Note that for an integral domain $D$ with field of fractions $K$, every intermediate ring $D \subseteq T \subseteq K$ (aka overring of $D$) is an algebraic extension of $D$. Indeed, every element $u \in T$ can be written as $a/b$ for some $a, b \in D$ and hence satisfies the (linear) algebraic relation $bu - a = 0$.

A thorough answer to your question lies in an old paper of D.E. Dobbs, On Inc-Extensions and Polynomials with Unit Content.

Following are a couple of the key results:

Theorem For any extension of commutative rings $R \subset T$ and any element $u \in T$, $R \subset R[u]$ has INC if and only if $u$ satisfies a polynomial $f \in R[x]$ such that the coefficients of $f$ generate the unit ideal of $R$.

Such elements satisfying polynomials which coefficients generate the unit ideal are called primitive.

Theorem Let $D$ be an integral domain with field of fractions $K$. Every element $k \in K$ is primitive iff the integral closure of $D$ in $K$ is a Prüfer domain.

The second theorem is originally due to Gilmer and Hoffman.

As a corollary we get:

Corollary [failure of INC in overrings] Let $D$ be an integral domain such that the integral closure of $D$ in its field of fractions $K$ is not a Prüfer domain.

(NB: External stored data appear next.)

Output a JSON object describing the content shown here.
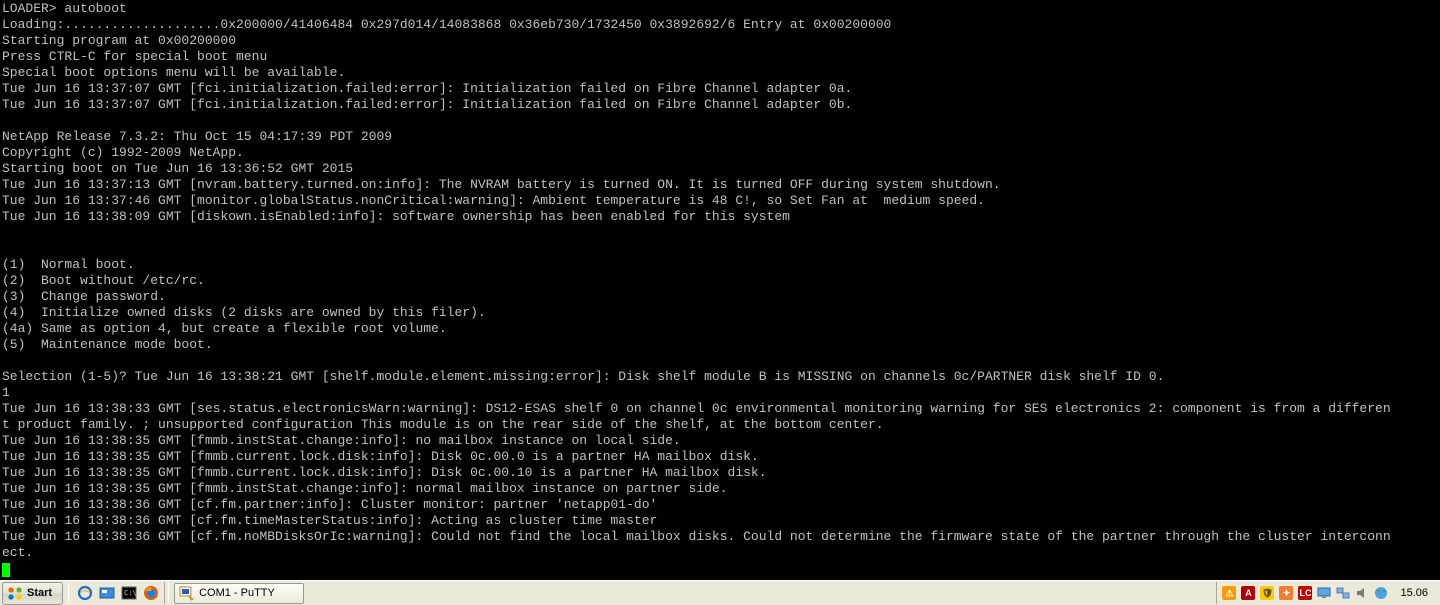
{
  "terminal": {
    "line1": "LOADER> autoboot",
    "line2": "Loading:....................0x200000/41406484 0x297d014/14083868 0x36eb730/1732450 0x3892692/6 Entry at 0x00200000",
    "line3": "Starting program at 0x00200000",
    "line4": "Press CTRL-C for special boot menu",
    "line5": "Special boot options menu will be available.",
    "line6": "Tue Jun 16 13:37:07 GMT [fci.initialization.failed:error]: Initialization failed on Fibre Channel adapter 0a.",
    "line7": "Tue Jun 16 13:37:07 GMT [fci.initialization.failed:error]: Initialization failed on Fibre Channel adapter 0b.",
    "line8": "",
    "line9": "NetApp Release 7.3.2: Thu Oct 15 04:17:39 PDT 2009",
    "line10": "Copyright (c) 1992-2009 NetApp.",
    "line11": "Starting boot on Tue Jun 16 13:36:52 GMT 2015",
    "line12": "Tue Jun 16 13:37:13 GMT [nvram.battery.turned.on:info]: The NVRAM battery is turned ON. It is turned OFF during system shutdown.",
    "line13": "Tue Jun 16 13:37:46 GMT [monitor.globalStatus.nonCritical:warning]: Ambient temperature is 48 C!, so Set Fan at  medium speed.",
    "line14": "Tue Jun 16 13:38:09 GMT [diskown.isEnabled:info]: software ownership has been enabled for this system",
    "line15": "",
    "line16": "",
    "line17": "(1)  Normal boot.",
    "line18": "(2)  Boot without /etc/rc.",
    "line19": "(3)  Change password.",
    "line20": "(4)  Initialize owned disks (2 disks are owned by this filer).",
    "line21": "(4a) Same as option 4, but create a flexible root volume.",
    "line22": "(5)  Maintenance mode boot.",
    "line23": "",
    "line24": "Selection (1-5)? Tue Jun 16 13:38:21 GMT [shelf.module.element.missing:error]: Disk shelf module B is MISSING on channels 0c/PARTNER disk shelf ID 0.",
    "line25": "1",
    "line26": "Tue Jun 16 13:38:33 GMT [ses.status.electronicsWarn:warning]: DS12-ESAS shelf 0 on channel 0c environmental monitoring warning for SES electronics 2: component is from a differen",
    "line27": "t product family. ; unsupported configuration This module is on the rear side of the shelf, at the bottom center.",
    "line28": "Tue Jun 16 13:38:35 GMT [fmmb.instStat.change:info]: no mailbox instance on local side.",
    "line29": "Tue Jun 16 13:38:35 GMT [fmmb.current.lock.disk:info]: Disk 0c.00.0 is a partner HA mailbox disk.",
    "line30": "Tue Jun 16 13:38:35 GMT [fmmb.current.lock.disk:info]: Disk 0c.00.10 is a partner HA mailbox disk.",
    "line31": "Tue Jun 16 13:38:35 GMT [fmmb.instStat.change:info]: normal mailbox instance on partner side.",
    "line32": "Tue Jun 16 13:38:36 GMT [cf.fm.partner:info]: Cluster monitor: partner 'netapp01-do'",
    "line33": "Tue Jun 16 13:38:36 GMT [cf.fm.timeMasterStatus:info]: Acting as cluster time master",
    "line34": "Tue Jun 16 13:38:36 GMT [cf.fm.noMBDisksOrIc:warning]: Could not find the local mailbox disks. Could not determine the firmware state of the partner through the cluster interconn",
    "line35": "ect."
  },
  "taskbar": {
    "start": "Start",
    "task1": "COM1 - PuTTY",
    "clock": "15.06"
  }
}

Let $k \in K$ be a non-primitive element that witnesses this. Then $D \subset D[k]$ is an algebraic extension of domains that does not satisfy INC.

So, for example, this tells us that if we take any integrally closed domain $D$ that is not a field, then there will be rings $D[x] \subset T \subset K(x)$ such that $D[x] \subset T$ is algebraic and does not have INC. However, this all a little bit abstract.

To be concrete, let's also produce a class of explicit examples. Let $A$ be any commutative ring and let $R = A[x,y]$. Let $T(R)$ denote the total ring of fractions of $R$. Consider the extension $R \subset R[x/y] \subset T(R)$. I'll leave it as an exercise to check that $x/y$ is not primitive. Therefore, the extension $R \subset R[x/y]$ must not have INC by the aforementioned theorem. (HINT: first deduce that $x/y$ primitive would imply $x/y$ integral. Then note that $x/y$ integral implies - in general! - that $y$ divides some power of $x$, which for indeterminates $x,y$ is absurd.)